The project was described by Anthropic as a “clean-room implementation” because the agents had no Internet access during development. The source notes that this framing is contested because the model had been trained on large amounts of publicly available source code, likely including GCC, Clang, and smaller C compilers.

The human scaffolding was also significant. Carlini built the environment that made the agents productive: test harnesses, continuous integration pipelines, and feedback systems designed around language model failure modes.

One issue was context pollution. Verbose test output could fill the model’s context window and cause it to lose track of the task. Carlini responded by creating test runners that printed only a few summary lines while logging details separately.

Another issue was time. Claude has no sense of time, according to the source, and could spend hours running tests without progress. Carlini created a fast mode that sampled only 1 percent to 10 percent of test cases.

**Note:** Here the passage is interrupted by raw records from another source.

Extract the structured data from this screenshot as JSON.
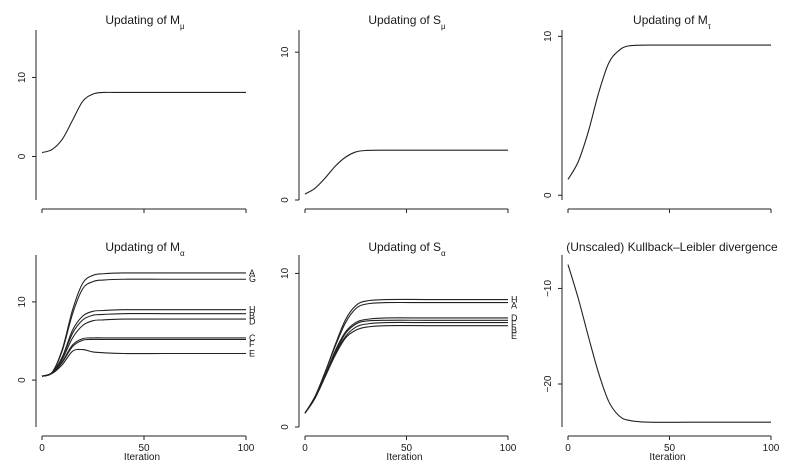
{
  "chart_data": [
    {
      "type": "line",
      "title": "Updating of M",
      "title_sub": "μ",
      "xlabel": "",
      "ylabel": "",
      "xlim": [
        0,
        100
      ],
      "ylim": [
        -5.5,
        16
      ],
      "yticks": [
        0,
        10
      ],
      "ytick_labels": [
        "0",
        "10"
      ],
      "xticks": [
        0,
        50,
        100
      ],
      "xtick_labels": [],
      "series": [
        {
          "name": "",
          "x": [
            0,
            5,
            10,
            15,
            20,
            25,
            30,
            40,
            60,
            80,
            100
          ],
          "y": [
            0.5,
            0.9,
            2.2,
            4.6,
            7.0,
            7.9,
            8.1,
            8.1,
            8.1,
            8.1,
            8.1
          ]
        }
      ]
    },
    {
      "type": "line",
      "title": "Updating of S",
      "title_sub": "μ",
      "xlabel": "",
      "ylabel": "",
      "xlim": [
        0,
        100
      ],
      "ylim": [
        0,
        11.5
      ],
      "yticks": [
        0,
        10
      ],
      "ytick_labels": [
        "0",
        "10"
      ],
      "xticks": [
        0,
        50,
        100
      ],
      "xtick_labels": [],
      "series": [
        {
          "name": "",
          "x": [
            0,
            5,
            10,
            15,
            20,
            25,
            30,
            40,
            60,
            80,
            100
          ],
          "y": [
            0.4,
            0.8,
            1.5,
            2.3,
            2.9,
            3.25,
            3.35,
            3.37,
            3.37,
            3.37,
            3.37
          ]
        }
      ]
    },
    {
      "type": "line",
      "title": "Updating of M",
      "title_sub": "τ",
      "xlabel": "",
      "ylabel": "",
      "xlim": [
        0,
        100
      ],
      "ylim": [
        -0.3,
        10.4
      ],
      "yticks": [
        0,
        10
      ],
      "ytick_labels": [
        "0",
        "10"
      ],
      "xticks": [
        0,
        50,
        100
      ],
      "xtick_labels": [],
      "series": [
        {
          "name": "",
          "x": [
            0,
            5,
            10,
            15,
            20,
            25,
            30,
            40,
            60,
            80,
            100
          ],
          "y": [
            1.0,
            2.1,
            4.0,
            6.4,
            8.3,
            9.1,
            9.4,
            9.45,
            9.45,
            9.45,
            9.45
          ]
        }
      ]
    },
    {
      "type": "line",
      "title": "Updating of M",
      "title_sub": "α",
      "xlabel": "Iteration",
      "ylabel": "",
      "xlim": [
        0,
        100
      ],
      "ylim": [
        -6,
        16
      ],
      "yticks": [
        0,
        10
      ],
      "ytick_labels": [
        "0",
        "10"
      ],
      "xticks": [
        0,
        50,
        100
      ],
      "xtick_labels": [
        "0",
        "50",
        "100"
      ],
      "series": [
        {
          "name": "A",
          "x": [
            0,
            5,
            10,
            15,
            20,
            25,
            30,
            40,
            60,
            80,
            100
          ],
          "y": [
            0.5,
            1.0,
            4.0,
            9.0,
            12.4,
            13.4,
            13.6,
            13.7,
            13.7,
            13.7,
            13.7
          ]
        },
        {
          "name": "G",
          "x": [
            0,
            5,
            10,
            15,
            20,
            25,
            30,
            40,
            60,
            80,
            100
          ],
          "y": [
            0.5,
            1.0,
            3.8,
            8.5,
            11.7,
            12.6,
            12.8,
            12.9,
            12.9,
            12.9,
            12.9
          ]
        },
        {
          "name": "H",
          "x": [
            0,
            5,
            10,
            15,
            20,
            25,
            30,
            40,
            60,
            80,
            100
          ],
          "y": [
            0.5,
            0.95,
            3.0,
            6.4,
            8.2,
            8.8,
            8.9,
            9.0,
            9.0,
            9.0,
            9.0
          ]
        },
        {
          "name": "B",
          "x": [
            0,
            5,
            10,
            15,
            20,
            25,
            30,
            40,
            60,
            80,
            100
          ],
          "y": [
            0.5,
            0.95,
            2.9,
            6.0,
            7.7,
            8.3,
            8.4,
            8.5,
            8.5,
            8.5,
            8.5
          ]
        },
        {
          "name": "D",
          "x": [
            0,
            5,
            10,
            15,
            20,
            25,
            30,
            40,
            60,
            80,
            100
          ],
          "y": [
            0.5,
            0.9,
            2.7,
            5.4,
            7.0,
            7.6,
            7.7,
            7.8,
            7.8,
            7.8,
            7.8
          ]
        },
        {
          "name": "C",
          "x": [
            0,
            5,
            10,
            15,
            20,
            25,
            30,
            40,
            60,
            80,
            100
          ],
          "y": [
            0.5,
            0.9,
            2.4,
            4.5,
            5.3,
            5.4,
            5.4,
            5.4,
            5.4,
            5.4,
            5.4
          ]
        },
        {
          "name": "F",
          "x": [
            0,
            5,
            10,
            15,
            20,
            25,
            30,
            40,
            60,
            80,
            100
          ],
          "y": [
            0.5,
            0.9,
            2.3,
            4.3,
            5.1,
            5.2,
            5.2,
            5.2,
            5.2,
            5.2,
            5.2
          ]
        },
        {
          "name": "E",
          "x": [
            0,
            5,
            10,
            15,
            20,
            25,
            30,
            40,
            60,
            80,
            100
          ],
          "y": [
            0.5,
            0.85,
            2.0,
            3.7,
            3.9,
            3.6,
            3.5,
            3.4,
            3.4,
            3.4,
            3.4
          ]
        }
      ]
    },
    {
      "type": "line",
      "title": "Updating of S",
      "title_sub": "α",
      "xlabel": "Iteration",
      "ylabel": "",
      "xlim": [
        0,
        100
      ],
      "ylim": [
        0,
        11.2
      ],
      "yticks": [
        0,
        10
      ],
      "ytick_labels": [
        "0",
        "10"
      ],
      "xticks": [
        0,
        50,
        100
      ],
      "xtick_labels": [
        "0",
        "50",
        "100"
      ],
      "series": [
        {
          "name": "H",
          "x": [
            0,
            5,
            10,
            15,
            20,
            25,
            30,
            40,
            60,
            80,
            100
          ],
          "y": [
            0.9,
            2.0,
            3.6,
            5.4,
            7.0,
            7.9,
            8.2,
            8.3,
            8.3,
            8.3,
            8.3
          ]
        },
        {
          "name": "A",
          "x": [
            0,
            5,
            10,
            15,
            20,
            25,
            30,
            40,
            60,
            80,
            100
          ],
          "y": [
            0.9,
            2.0,
            3.6,
            5.3,
            6.8,
            7.7,
            8.0,
            8.1,
            8.1,
            8.1,
            8.1
          ]
        },
        {
          "name": "D",
          "x": [
            0,
            5,
            10,
            15,
            20,
            25,
            30,
            40,
            60,
            80,
            100
          ],
          "y": [
            0.9,
            1.9,
            3.4,
            5.0,
            6.2,
            6.8,
            7.0,
            7.1,
            7.1,
            7.1,
            7.1
          ]
        },
        {
          "name": "F",
          "x": [
            0,
            5,
            10,
            15,
            20,
            25,
            30,
            40,
            60,
            80,
            100
          ],
          "y": [
            0.9,
            1.9,
            3.4,
            4.9,
            6.1,
            6.7,
            6.9,
            6.95,
            6.95,
            6.95,
            6.95
          ]
        },
        {
          "name": "B",
          "x": [
            0,
            5,
            10,
            15,
            20,
            25,
            30,
            40,
            60,
            80,
            100
          ],
          "y": [
            0.9,
            1.9,
            3.3,
            4.8,
            5.9,
            6.5,
            6.7,
            6.8,
            6.8,
            6.8,
            6.8
          ]
        },
        {
          "name": "E",
          "x": [
            0,
            5,
            10,
            15,
            20,
            25,
            30,
            40,
            60,
            80,
            100
          ],
          "y": [
            0.9,
            1.9,
            3.3,
            4.7,
            5.8,
            6.3,
            6.5,
            6.6,
            6.6,
            6.6,
            6.6
          ]
        }
      ],
      "label_positions_note": "",
      "end_labels": [
        "H",
        "A",
        "D",
        "F",
        "B",
        "E"
      ]
    },
    {
      "type": "line",
      "title": "(Unscaled) Kullback–Leibler divergence",
      "title_sub": "",
      "xlabel": "Iteration",
      "ylabel": "",
      "xlim": [
        0,
        100
      ],
      "ylim": [
        -24.5,
        -6.5
      ],
      "yticks": [
        -20,
        -10
      ],
      "ytick_labels": [
        "−20",
        "−10"
      ],
      "xticks": [
        0,
        50,
        100
      ],
      "xtick_labels": [
        "0",
        "50",
        "100"
      ],
      "series": [
        {
          "name": "",
          "x": [
            0,
            5,
            10,
            15,
            20,
            25,
            30,
            40,
            60,
            80,
            100
          ],
          "y": [
            -7.5,
            -11.0,
            -15.0,
            -18.8,
            -21.8,
            -23.3,
            -23.8,
            -24.0,
            -24.0,
            -24.0,
            -24.0
          ]
        }
      ]
    }
  ]
}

When all 16 agents became stuck on the same Linux kernel bug, Carlini used GCC as a reference oracle. Most kernel files were randomly compiled with GCC, while only a subset used Claude’s compiler, allowing agents to work on different bugs in different files.

“Claude will work autonomously to solve whatever problem I give it,” Carlini wrote. “So it’s important that the task verifier is nearly perfect, otherwise Claude will solve the wrong problem.”

What this means for software teams

The strongest lesson is not that AI agents can replace software teams. The stronger lesson is that agentic software development depends heavily on the quality of the surrounding system.

When the task is specific, the tests are strong, and the feedback loop is carefully managed, AI agents can produce substantial code. When the verifier is weak, the agents may optimize for the wrong outcome. When the project grows too complex, fixes can break earlier behavior.

The $20,000 cost also needs context. That figure covered API token costs only. It did not include the billions spent training the model, Carlini’s work building the scaffolding, or the decades of compiler engineering behind the tests and reference implementations.

Carlini himself sounded both impressed and uneasy. He wrote, “Building this compiler has been some of the most fun I’ve had recently, but I did not expect this to be anywhere near possible so early in 2026.” He also warned that “the thought of programmers deploying software they’ve never personally verified is a real concern.”

That concern is the practical takeaway. AI agents can now do more than small coding chores. But the more code they produce, the more important it becomes for humans to verify what was built, understand the limits, and design systems that keep the agents pointed at the right problem.